The following is a fixup of a Twitter thread I wrote on my Phone after watching my boy’s junior soccer game this morning.
To add to Friday’s crunch week 1 post, I have been pondering the correct strategy for structuring the in-game tutorial, following the advice of many UX (user experience) experts who are all about light touch, user-driven and even invisible tutorials.
Mr Football is a novel beast, a hybrid of two midcore genres that have never been hybridised with each other before (Football Manager crossed with Summoner’s War), so coaches do need a bit of education as it might be a bit confusing. Best UX practices apply, nevertheless.
I have been thinking of implementing the bare minimum in the initial tutorial chain to establish the game loop of recruit ➡️ boot ➡️ loot, then optional mini-tutorials on first entry to each new scene. Let the coaches coach.
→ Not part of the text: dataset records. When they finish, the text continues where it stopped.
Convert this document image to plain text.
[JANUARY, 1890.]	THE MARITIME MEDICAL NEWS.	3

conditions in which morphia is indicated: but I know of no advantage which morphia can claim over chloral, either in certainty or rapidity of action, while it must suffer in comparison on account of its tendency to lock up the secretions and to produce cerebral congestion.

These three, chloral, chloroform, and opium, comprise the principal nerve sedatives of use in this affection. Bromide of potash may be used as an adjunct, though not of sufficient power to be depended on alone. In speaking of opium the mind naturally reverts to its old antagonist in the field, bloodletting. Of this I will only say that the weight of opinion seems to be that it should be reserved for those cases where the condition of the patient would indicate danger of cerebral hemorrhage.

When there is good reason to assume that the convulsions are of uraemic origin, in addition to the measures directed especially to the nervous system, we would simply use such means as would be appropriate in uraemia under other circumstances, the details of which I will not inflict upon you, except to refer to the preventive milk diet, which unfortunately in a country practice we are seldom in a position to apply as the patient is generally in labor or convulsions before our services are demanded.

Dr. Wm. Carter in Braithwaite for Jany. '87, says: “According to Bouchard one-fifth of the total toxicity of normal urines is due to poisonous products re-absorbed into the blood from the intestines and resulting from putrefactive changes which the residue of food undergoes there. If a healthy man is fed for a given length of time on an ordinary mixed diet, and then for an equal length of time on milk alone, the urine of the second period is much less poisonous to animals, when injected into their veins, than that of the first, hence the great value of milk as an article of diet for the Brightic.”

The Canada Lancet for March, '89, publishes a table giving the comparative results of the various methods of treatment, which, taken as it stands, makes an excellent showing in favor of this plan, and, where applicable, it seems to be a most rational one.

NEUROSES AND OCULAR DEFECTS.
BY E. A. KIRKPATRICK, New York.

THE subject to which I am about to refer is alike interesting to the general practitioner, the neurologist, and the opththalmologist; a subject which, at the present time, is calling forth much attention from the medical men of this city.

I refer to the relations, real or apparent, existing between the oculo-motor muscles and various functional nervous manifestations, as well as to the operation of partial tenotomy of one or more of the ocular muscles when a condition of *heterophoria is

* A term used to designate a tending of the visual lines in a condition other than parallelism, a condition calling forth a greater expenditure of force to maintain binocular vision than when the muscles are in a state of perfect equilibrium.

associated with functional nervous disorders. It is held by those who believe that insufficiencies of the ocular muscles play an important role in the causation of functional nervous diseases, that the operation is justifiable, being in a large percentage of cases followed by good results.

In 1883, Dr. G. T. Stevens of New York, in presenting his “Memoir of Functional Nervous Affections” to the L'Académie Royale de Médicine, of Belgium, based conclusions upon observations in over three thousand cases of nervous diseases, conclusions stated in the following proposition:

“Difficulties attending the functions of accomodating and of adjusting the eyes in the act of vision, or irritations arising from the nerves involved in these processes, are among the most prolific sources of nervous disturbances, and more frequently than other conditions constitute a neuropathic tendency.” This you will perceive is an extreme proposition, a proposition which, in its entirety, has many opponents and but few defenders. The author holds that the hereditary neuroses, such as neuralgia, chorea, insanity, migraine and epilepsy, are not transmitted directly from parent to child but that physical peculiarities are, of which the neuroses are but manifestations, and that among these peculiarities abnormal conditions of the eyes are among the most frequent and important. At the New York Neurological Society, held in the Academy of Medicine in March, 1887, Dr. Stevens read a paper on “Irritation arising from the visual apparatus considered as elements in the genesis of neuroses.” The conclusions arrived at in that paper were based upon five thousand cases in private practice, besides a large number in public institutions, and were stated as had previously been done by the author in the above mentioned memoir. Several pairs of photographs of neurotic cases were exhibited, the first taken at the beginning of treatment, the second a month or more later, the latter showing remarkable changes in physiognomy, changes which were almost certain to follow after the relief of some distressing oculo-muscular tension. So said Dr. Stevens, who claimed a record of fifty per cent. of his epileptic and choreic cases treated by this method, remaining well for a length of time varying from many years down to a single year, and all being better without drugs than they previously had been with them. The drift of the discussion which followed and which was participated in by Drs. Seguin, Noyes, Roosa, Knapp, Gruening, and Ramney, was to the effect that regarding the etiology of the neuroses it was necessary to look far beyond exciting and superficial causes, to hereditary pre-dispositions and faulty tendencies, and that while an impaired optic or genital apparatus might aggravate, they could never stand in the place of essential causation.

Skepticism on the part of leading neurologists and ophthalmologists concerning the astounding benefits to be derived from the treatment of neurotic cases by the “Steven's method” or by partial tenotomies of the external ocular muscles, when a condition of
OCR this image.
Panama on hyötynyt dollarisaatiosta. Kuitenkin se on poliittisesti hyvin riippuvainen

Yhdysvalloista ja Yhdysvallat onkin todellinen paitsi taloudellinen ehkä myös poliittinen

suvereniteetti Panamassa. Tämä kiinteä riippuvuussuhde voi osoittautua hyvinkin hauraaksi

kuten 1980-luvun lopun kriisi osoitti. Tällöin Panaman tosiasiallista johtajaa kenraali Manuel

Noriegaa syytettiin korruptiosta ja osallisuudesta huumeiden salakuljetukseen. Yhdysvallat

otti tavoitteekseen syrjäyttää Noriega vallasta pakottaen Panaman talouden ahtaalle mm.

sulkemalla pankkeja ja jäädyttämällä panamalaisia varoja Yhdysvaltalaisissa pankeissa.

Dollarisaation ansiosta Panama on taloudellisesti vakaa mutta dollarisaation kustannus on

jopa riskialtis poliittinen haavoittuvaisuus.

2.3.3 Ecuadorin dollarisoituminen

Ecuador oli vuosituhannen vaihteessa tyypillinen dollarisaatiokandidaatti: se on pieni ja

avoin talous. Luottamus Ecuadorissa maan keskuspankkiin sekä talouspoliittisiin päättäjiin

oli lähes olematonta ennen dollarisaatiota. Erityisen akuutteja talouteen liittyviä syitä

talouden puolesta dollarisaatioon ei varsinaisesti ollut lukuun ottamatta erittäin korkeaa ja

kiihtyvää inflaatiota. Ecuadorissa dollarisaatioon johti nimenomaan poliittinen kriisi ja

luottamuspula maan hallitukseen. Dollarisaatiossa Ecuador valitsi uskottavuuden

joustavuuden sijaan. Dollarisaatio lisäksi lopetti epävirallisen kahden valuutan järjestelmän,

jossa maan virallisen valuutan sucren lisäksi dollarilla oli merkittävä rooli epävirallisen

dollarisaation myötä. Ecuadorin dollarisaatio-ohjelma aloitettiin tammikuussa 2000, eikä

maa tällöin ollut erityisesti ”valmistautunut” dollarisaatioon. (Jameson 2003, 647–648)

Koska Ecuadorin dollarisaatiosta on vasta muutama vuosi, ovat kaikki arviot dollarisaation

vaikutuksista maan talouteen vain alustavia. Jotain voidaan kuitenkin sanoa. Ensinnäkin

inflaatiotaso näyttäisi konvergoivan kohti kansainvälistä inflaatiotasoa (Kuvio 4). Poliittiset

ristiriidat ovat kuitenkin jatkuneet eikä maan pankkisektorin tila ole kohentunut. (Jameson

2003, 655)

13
There is a full Rulebook in-game, something I haven’t seen in any other title of this type as they usually leave that stuff to third-party wikis. If you want to dig deep on the RPG-style theorycrafting, all the “battle” (match) rules are explicit. I had been thinking of just leaving deep links to the Rulebook on every scene, but perhaps I could also include the tutorial texts if that more chatty, conversational style is what you prefer. More choices are good.
“Midcore” is a jargon term in the mobile game industry to denote a game that has more depth than “casual” games like popular match-3 or hidden object titles, often revolving around resource management with a complex in-game economy. Football Manager is hardcore, for example. I am aiming for something that is more complicated than FIFA Mobile, an arcade game at heart which is pitched at the lowest common denominator for widest appeal. Mr Football’s two hybrid genres are already midcore tending to hardcore, combining them can enable a lot more granularity.